Kinderjahre: Der Kranzstocker Hof
© Tirol Werbung - Anna Eisner
Die berührende Geschichte rund um das Leben Andreas Eggers beginnt mit der Ankunft des Buben bei seinem Onkel am Kranzstocker Hof. In den Aufnahmen ist ein alter Hof zu sehen, der sich in Schlaiten in Privatbesitz befindet. Neben den Außenaufnahmen sind in diesem Haus auch einige der Innenaufnahmen entstanden, wie etwa die der Stube, der Schlafkammer, des Brotbackofens und der Heukammer. Nur die Küchenszenen wurden in einem Privathaus in Lienz gedreht.
Beim Gehöft in Schlaiten wurden übrigens auch die Szenen vom Arbeiterfriedhof Bittermann und Söhne gedreht.
Erleben
Wer den Schlaitner Panorama und Erlebnisweg entlangwandert kommt direkt am alten Hof vorbei. Der Rundweg startet am Dorfplatz in Schlaiten und führt über 8 Kilometer und 560 Höhenmeter entlang eines Roten Bergwegs zum Daberer Wasserfall. Über Wiesen- und Waldsteige gelangt man zur Waldkapelle „Zum Guten Hirten“ von wo aus der Weg weiter zum Filmschauplatz führt.

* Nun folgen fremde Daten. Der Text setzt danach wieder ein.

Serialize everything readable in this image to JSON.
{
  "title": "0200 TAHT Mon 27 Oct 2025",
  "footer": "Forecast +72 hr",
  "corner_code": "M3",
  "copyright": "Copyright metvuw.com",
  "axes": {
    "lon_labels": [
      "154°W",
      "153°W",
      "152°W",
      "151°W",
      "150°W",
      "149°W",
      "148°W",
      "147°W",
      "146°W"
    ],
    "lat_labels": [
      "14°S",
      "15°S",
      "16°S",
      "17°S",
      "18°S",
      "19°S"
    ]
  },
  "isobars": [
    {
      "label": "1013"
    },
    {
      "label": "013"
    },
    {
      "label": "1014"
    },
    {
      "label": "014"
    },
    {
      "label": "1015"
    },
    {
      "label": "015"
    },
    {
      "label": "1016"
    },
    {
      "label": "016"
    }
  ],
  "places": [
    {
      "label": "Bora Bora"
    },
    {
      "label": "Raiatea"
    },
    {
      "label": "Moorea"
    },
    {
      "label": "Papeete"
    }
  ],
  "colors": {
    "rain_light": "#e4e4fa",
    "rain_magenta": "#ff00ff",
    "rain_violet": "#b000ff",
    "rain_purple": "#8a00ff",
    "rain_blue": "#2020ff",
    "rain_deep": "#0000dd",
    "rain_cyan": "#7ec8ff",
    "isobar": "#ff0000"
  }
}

Jugendjahre: Egger verlässt den Hof
Ein paar Handgriffe verwandelten den Stampferhof in den Gasthof Gamser: so wurde der Boden vor dem Haus mit aufgeschüttet, die Garage verkleidet und die Fensterrahmen ausgetauscht. © epo-film | Tobis
Nach dem Tod der alten Ahnl dauert es nicht mehr lange, bis der nunmehr 18jährige Egger den Hof seines gewalttätigen Onkels verlässt. Viele der nun folgenden Szenen spielen im „Dorf“. Das Dorf, so wie es im Film gezeigt wird, ist über mehrere Locations verstreut: Gruben, Berg und Tauer. Die meisten Aufnahmen jedoch wurden in Gruben in der Nähe von Matrei in Osttirol gedreht. Hier befindet sich auch der „Gasthof Gamser“, der eigentlich „Stampferhof“ heißt. Um die Bilder möglichst authentisch zu gestalten, wurden während der Dreharbeiten sämtliche Asphaltstraßen vor dem Hof mit Mist aufgeschüttet, die moderne Fassade verkleidet und Straßenlaternen abgebaut.
Erleben
Der Stampferhof liegt auf 1.164 Metern Seehöhe und bietet mehrere Zimmer und eine Ferienwohnung für Gäste an. Schon seit 1736 befindet sich der Hof in Familienbesitz. Die urige Unterkunft ist ein guter Ausgangspunkt für zahlreiche Wanderungen, wie etwa zur Badener Hütte, aber auch für Skitage, schließlich hält der Skibus nur 600 Meter vom Haus entfernt.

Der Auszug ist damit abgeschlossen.